The most recent lockdown drill took place on Jan. 3 during the winter interim when most students were not on campus.

Troxell said he believes the campus used to do more full-scale lockdown drills, but he does not know when the last one was held. There are no set plans for one in the near future.

While a full-scale lockdown has not happened recently, Troxell said the school actually responded to an active shooter situation just a couple years ago when there was an armed robbery in Easton in January 2016.

“We have an incident a couple years back where we had an armed robbery in downtown Easton and the assailant was headed this way, so we did lockdown the campus. We set up a perimeter. It’s a pretty dynamic situation,” Troxell said.

So what does “lockdown” look like at Lafayette in an event of an active shooter? From the police department side, this entails immediate and direct action.

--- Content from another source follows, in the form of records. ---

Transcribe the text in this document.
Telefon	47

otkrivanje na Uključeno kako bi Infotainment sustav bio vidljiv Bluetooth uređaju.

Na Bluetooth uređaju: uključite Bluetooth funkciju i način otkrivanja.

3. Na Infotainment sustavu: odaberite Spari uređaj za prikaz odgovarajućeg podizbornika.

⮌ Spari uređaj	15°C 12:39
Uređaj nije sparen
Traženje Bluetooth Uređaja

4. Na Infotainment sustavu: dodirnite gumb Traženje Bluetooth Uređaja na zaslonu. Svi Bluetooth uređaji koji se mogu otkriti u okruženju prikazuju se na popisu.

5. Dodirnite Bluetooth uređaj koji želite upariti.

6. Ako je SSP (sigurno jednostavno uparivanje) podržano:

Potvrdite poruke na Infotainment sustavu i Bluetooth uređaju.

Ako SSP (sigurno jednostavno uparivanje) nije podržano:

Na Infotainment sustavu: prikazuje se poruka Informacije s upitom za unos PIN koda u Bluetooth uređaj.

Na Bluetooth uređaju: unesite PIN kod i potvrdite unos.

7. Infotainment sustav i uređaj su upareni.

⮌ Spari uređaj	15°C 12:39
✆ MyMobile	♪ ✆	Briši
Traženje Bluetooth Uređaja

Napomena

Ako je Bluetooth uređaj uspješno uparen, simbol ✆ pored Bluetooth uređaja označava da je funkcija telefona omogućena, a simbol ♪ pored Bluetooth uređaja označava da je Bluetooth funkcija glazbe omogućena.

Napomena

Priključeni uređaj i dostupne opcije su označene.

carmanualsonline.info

“Our protocol is that if we get a call of an active shooter or report of a gun, we would immediately dispatch all units to visually confirm what is happening, report back to dispatch, and once its confirmed that that’s what is happening, our position is to actively pursue that threat and take out the threat,” Troxell said.

In addition to action from public safety, dispatch calls for backup from Easton police, and the premises are secured.

“Fob access would be limited. People could still exit the building but they couldn’t get in. The remaining buildings on campus, the ones that have to be manually locked down, will be manually locked down by facilities [inside those buildings],” Troxell said.

If students are outside buildings in the open during an active shooter situation and lose fob access, Troxell said “then you move on to the next building.”

In the event of a campus lockdown, an E2Campus Alert would also be sent out to the school community via both email and text message. While this is a free notification system, students must have previously signed up for it in order to receive these alerts. Troxell said students are made aware of this alert system at orientation, and that he also shares that information with other groups, such as resident advisors.

President Alison Byerly said this protocol is a discussion in which she personally has been and continues to be involved.

“I’ve personally sat in meetings where there’s discussion of… how emergency messages get sent out, what sorts of decisions would need to be made about how to operate,” she said.

“It’s certainly something that one would prefer not to think about, but it is something that we’ve thought about as a campus. So public safety certainly has a set of protocols in place, and we have a number of people on campus who are part of discussions about how we would manage a situation of that kind,” Byerly added.

Troxell said the protocol today is much different that what is was “pre-Columbine.” In 1999, two gunmen, who were students, killed 13 people at Columbine High School in Colorado, subsequently ending their own lives.

“The idea pre-Columbine days were…you set up a perimeter, and then you decide, you talk, and you negotiate and you try to decide what happens,” he said.

“After Columbine, that protocol had change. You respond with what you have, and the officers go in to take out the threat. That’s what’s changed over the years from the Columbine days. There’s no longer sitting outside waiting to see what happens. We have to go in,” Troxell added.

In addition to educating the community on how to be prepared, Byerly said that while the college chooses not to respond immediately after public incidents, they do try to make the campus aware of what to do in these situations.

“We have periodically sent out an email with active shooter advice, sometimes linking to a video on the topic. I don’t know when is the most recent time we’ve done that. We don’t usually do that immediately after a situation because it feels like it kind of enhances panic,” Byerly said.

As for education from public safety, Troxell said he encourages students and faculty to read the tips listed on the school website and to watch the video from the FBI.